Dünün yorgunluğu ve uykusuz geçen bir geceden sonra yüzüm solduğu için hafif makyaj yapma gereği duymuştum. Hazırlanmam tamamıyla bittiğinde masadan destek alarak ayağa kalktığım sırada telefonumun çalmasıyla tekrar yerime oturdum. Telefona baktığımda arayan kişiyle yüzümde kocaman gülücükler açılmıştı. Ablam arıyordu. Bu olaylar olduğundan beri ablam sanki bana karşı biraz mesafeli gibiydi. O eski ablam gitmiş yerine sanki bambaşka biri gelmişti. İstanbul'a Hilal'in düğünü için geldiğinde de aynı o mesafeyi koruyordu. O zamanlar ona nedenini sormak istemiştim ama belki de ben yanlış anlamışım diye sormaktan vazgeçmiştim. Belki de gerçekten ben yanlış anlamıştım. Ama neden öyle hissediyordum? Düşüncelerimi bir kenara bırakarak telefonu açıp kulağıma götürdüm. Ablamın o narin sesini işittigim gibi kafamdaki tüm olumsuz düşünceler yok olup gitmişti.

"Ela! Nasılsın canım? Neden telefonu bu kadar geç açtın?"

"İyiyim ablamm teşekkür ederim. Sen nasılsın? Ayrıca telefonu geç açmadım."dedim.

"Ben de iyiyim teşekkür ederim canım."dedi gülerek.

"Güzelim."

"İkiz"

Hattın diğer ucunda abimin ve Efe'nin sesini duyduğumda yüzümdeki gülümseme daha da büyüdü.

"Abim! Efem! Ya çok özledim sizleri"dedim özlemle. Gerçekten de çok özlemiştim. Burnumda tütüyorlardı.

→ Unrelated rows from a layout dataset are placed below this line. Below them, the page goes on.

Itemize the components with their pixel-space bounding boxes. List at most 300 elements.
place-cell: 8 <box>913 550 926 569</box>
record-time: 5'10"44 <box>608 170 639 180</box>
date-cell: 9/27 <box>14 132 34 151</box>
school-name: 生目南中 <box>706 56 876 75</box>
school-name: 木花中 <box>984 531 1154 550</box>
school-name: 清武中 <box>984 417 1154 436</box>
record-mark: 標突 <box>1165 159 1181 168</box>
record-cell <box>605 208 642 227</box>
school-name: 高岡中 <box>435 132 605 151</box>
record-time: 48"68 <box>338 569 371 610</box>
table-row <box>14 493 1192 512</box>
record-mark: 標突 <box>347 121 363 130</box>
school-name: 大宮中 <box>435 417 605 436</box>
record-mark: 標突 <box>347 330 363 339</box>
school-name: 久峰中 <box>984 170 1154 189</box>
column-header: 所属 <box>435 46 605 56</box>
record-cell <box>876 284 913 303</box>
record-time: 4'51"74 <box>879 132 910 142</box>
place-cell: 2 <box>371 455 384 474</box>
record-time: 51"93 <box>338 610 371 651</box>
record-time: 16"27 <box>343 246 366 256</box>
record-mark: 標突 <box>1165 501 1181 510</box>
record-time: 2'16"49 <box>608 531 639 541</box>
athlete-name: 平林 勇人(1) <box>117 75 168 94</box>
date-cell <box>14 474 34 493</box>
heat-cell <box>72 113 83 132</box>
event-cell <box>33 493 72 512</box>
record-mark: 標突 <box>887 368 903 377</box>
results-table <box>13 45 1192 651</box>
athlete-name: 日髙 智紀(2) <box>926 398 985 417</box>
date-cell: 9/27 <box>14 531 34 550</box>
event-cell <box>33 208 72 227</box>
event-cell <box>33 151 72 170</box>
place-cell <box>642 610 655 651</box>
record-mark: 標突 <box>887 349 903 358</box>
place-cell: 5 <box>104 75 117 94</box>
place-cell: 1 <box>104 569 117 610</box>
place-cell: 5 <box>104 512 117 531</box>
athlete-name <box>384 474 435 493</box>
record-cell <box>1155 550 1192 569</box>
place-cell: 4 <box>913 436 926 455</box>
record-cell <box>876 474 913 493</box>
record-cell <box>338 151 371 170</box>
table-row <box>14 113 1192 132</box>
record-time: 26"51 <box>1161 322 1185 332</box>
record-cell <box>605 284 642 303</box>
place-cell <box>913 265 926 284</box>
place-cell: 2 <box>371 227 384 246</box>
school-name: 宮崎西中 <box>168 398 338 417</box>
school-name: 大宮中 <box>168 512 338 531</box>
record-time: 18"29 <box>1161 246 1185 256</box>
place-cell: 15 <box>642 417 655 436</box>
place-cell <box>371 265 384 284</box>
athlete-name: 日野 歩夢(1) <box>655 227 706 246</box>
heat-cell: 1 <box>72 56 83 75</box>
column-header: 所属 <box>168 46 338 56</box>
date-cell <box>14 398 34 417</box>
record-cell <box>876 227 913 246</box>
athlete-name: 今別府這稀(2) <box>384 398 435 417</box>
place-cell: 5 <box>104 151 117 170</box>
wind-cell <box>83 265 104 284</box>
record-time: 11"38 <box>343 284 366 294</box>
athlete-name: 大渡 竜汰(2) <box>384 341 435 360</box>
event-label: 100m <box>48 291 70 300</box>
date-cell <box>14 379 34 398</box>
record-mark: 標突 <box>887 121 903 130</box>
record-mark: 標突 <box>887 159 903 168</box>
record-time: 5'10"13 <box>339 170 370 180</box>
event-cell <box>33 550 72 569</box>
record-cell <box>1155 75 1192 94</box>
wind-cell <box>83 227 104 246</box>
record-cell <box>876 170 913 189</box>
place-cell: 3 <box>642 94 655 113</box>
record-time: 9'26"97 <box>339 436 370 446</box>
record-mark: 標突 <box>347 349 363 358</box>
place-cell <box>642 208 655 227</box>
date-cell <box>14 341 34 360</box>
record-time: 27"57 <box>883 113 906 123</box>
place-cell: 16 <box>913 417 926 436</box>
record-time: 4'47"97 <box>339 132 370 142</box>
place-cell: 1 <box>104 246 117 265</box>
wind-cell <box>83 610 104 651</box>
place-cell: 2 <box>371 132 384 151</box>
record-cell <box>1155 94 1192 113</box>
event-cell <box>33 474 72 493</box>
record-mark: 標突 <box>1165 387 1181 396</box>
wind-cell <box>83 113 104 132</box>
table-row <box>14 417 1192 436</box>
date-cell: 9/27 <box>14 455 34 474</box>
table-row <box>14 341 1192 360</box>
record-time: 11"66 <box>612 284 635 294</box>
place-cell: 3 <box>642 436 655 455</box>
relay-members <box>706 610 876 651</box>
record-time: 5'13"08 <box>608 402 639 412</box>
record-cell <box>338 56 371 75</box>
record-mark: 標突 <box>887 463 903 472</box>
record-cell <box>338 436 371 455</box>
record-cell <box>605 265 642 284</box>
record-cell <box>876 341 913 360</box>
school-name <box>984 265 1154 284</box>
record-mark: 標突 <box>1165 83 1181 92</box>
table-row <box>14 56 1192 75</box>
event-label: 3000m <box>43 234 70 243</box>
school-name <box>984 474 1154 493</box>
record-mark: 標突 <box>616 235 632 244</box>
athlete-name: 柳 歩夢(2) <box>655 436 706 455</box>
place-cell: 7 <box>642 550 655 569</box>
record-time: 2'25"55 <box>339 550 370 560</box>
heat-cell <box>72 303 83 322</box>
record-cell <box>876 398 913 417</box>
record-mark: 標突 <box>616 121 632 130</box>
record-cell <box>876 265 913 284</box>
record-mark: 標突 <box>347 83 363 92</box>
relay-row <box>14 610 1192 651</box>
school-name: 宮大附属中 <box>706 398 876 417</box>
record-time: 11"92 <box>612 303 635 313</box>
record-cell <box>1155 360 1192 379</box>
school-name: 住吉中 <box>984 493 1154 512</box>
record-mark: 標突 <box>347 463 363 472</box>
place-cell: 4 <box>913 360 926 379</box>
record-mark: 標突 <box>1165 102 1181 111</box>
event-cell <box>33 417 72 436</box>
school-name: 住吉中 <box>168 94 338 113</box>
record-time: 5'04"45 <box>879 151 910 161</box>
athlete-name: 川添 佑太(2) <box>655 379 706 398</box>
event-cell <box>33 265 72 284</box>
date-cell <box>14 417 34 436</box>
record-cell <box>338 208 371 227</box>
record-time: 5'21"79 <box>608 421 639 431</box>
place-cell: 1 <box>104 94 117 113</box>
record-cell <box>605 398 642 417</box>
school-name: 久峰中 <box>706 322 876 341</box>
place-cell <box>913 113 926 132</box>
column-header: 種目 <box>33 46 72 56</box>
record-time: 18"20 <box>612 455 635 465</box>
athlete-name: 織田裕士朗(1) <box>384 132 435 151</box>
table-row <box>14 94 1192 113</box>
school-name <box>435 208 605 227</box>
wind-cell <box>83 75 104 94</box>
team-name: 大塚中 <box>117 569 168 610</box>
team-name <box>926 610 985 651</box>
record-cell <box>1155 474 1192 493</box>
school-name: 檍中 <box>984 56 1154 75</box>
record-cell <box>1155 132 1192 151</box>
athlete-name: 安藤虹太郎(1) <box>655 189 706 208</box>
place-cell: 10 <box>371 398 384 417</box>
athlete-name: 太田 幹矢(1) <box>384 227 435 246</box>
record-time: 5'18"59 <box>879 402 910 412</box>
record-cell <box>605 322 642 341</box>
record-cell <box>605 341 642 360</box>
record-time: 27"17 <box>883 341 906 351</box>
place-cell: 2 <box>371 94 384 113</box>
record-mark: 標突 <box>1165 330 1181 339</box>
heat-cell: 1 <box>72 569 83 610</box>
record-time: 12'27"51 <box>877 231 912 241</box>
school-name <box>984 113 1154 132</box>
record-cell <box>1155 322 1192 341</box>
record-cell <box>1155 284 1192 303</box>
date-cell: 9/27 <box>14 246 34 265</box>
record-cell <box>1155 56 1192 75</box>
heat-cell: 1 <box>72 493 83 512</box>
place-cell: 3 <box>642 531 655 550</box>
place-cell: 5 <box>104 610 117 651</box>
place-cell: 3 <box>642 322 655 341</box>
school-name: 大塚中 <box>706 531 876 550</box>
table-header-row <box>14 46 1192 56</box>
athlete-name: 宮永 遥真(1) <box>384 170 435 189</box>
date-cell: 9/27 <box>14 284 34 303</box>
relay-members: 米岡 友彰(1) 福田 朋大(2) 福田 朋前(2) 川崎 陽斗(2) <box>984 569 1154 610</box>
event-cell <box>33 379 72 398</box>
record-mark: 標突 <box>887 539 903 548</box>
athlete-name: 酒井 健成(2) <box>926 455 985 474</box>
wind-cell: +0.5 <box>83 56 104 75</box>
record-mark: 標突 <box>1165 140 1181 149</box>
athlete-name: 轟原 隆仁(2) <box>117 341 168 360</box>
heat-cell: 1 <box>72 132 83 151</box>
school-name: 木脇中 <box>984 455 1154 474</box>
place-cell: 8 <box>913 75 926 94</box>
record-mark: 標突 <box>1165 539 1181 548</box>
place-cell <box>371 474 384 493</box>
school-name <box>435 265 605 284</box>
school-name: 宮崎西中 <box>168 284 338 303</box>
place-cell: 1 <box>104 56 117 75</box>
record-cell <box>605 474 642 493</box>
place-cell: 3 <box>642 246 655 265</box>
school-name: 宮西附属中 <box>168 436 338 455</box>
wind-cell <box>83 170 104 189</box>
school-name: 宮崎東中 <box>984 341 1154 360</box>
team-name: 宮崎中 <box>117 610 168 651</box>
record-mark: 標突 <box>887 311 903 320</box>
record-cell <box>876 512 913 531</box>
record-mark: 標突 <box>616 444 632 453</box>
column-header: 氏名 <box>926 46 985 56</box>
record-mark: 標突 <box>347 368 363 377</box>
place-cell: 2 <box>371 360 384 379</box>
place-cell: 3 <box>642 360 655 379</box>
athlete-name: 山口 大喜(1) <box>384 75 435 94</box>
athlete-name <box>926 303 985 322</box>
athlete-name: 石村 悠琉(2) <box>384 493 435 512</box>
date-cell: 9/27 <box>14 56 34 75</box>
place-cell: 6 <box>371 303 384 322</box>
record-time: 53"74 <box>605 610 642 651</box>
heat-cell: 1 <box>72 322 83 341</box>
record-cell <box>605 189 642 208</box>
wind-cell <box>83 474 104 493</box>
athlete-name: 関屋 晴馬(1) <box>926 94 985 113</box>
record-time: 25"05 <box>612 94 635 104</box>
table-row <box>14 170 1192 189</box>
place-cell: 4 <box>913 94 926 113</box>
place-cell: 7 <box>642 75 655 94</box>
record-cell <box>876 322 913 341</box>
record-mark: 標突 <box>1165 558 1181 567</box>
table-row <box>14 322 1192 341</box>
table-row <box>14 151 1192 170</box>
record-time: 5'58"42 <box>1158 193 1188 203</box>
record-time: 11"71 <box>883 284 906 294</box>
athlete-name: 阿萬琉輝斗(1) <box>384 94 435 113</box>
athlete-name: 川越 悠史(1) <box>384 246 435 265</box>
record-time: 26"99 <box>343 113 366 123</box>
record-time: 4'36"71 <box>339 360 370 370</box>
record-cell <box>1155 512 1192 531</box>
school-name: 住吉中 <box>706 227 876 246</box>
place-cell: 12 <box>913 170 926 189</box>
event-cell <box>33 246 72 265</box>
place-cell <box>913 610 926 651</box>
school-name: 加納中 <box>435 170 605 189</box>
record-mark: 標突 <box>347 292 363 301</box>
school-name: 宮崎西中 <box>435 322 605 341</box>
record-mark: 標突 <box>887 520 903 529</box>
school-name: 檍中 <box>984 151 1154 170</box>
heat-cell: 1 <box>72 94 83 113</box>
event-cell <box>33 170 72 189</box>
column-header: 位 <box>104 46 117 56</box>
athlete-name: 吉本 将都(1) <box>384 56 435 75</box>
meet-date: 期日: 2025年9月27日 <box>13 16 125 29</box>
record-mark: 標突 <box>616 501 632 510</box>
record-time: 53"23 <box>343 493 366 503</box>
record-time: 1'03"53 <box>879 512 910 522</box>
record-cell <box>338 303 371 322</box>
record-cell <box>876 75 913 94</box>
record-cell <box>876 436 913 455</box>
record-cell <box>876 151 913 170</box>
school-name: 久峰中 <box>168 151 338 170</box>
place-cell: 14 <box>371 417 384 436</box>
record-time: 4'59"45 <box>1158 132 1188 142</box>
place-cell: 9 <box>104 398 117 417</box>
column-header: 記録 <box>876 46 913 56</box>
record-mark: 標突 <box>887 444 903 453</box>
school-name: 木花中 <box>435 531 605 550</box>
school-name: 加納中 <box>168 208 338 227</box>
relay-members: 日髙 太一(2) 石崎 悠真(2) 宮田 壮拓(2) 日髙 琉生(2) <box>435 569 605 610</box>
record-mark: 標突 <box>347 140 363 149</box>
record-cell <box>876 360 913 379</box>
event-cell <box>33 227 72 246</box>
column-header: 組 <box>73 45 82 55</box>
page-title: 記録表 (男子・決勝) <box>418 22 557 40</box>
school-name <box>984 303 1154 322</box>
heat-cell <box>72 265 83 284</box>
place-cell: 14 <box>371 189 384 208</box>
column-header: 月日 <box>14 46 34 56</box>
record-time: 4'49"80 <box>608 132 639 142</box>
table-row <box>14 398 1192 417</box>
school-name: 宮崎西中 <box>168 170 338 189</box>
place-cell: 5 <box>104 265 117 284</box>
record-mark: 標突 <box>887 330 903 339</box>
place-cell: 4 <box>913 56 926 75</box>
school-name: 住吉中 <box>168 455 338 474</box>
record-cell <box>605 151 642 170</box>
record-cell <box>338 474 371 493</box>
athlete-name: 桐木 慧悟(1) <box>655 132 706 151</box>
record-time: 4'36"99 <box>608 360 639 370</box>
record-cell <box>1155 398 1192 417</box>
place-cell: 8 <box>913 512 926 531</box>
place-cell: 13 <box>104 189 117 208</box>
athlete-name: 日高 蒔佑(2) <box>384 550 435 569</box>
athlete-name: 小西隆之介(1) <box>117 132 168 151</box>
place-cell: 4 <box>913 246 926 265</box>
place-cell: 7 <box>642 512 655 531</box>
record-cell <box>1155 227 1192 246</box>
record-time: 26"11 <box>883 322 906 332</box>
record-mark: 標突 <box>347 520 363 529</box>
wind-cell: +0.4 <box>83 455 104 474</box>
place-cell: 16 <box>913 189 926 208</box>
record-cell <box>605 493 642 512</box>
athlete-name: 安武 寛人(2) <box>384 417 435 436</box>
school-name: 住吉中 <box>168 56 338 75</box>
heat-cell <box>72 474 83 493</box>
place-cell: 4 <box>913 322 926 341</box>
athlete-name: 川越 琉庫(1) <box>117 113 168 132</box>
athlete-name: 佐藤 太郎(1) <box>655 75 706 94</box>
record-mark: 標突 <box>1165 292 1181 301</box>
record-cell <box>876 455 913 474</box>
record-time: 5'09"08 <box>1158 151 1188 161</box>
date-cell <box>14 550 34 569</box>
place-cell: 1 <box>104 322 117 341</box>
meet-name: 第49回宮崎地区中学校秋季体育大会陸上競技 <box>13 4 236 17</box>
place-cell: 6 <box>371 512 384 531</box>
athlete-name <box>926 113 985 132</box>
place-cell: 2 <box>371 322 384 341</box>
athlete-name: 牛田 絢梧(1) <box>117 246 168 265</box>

"Bizde seni çok özledik."dedi abim

"Annemler nasıl?"

"Annemler iyi merak etme güzelim. Sen iyi olunca biz hepimiz de iyi oluyoruz."

"Ben iyiyim abim. Sizleri özlemek dışında hiçbir sorunum yok."

"Aslında biz Sana, Hilal'e ve Efe'ye güzel bir haber vermek için telekonferans yaptık. Hilal'i aradık ama açmadı."deyince, "Güzel haber mi?"dedik Efe ile aynı anda. İkimizin aynı anda aynı tepkiyi verdiğimizde abim ve ablam bu halimize gülmüşlerdi.

"Evet"dedi abim

"Hilal demin yanımdaydı. Siz söyleyin ben ona söylerim."dedim.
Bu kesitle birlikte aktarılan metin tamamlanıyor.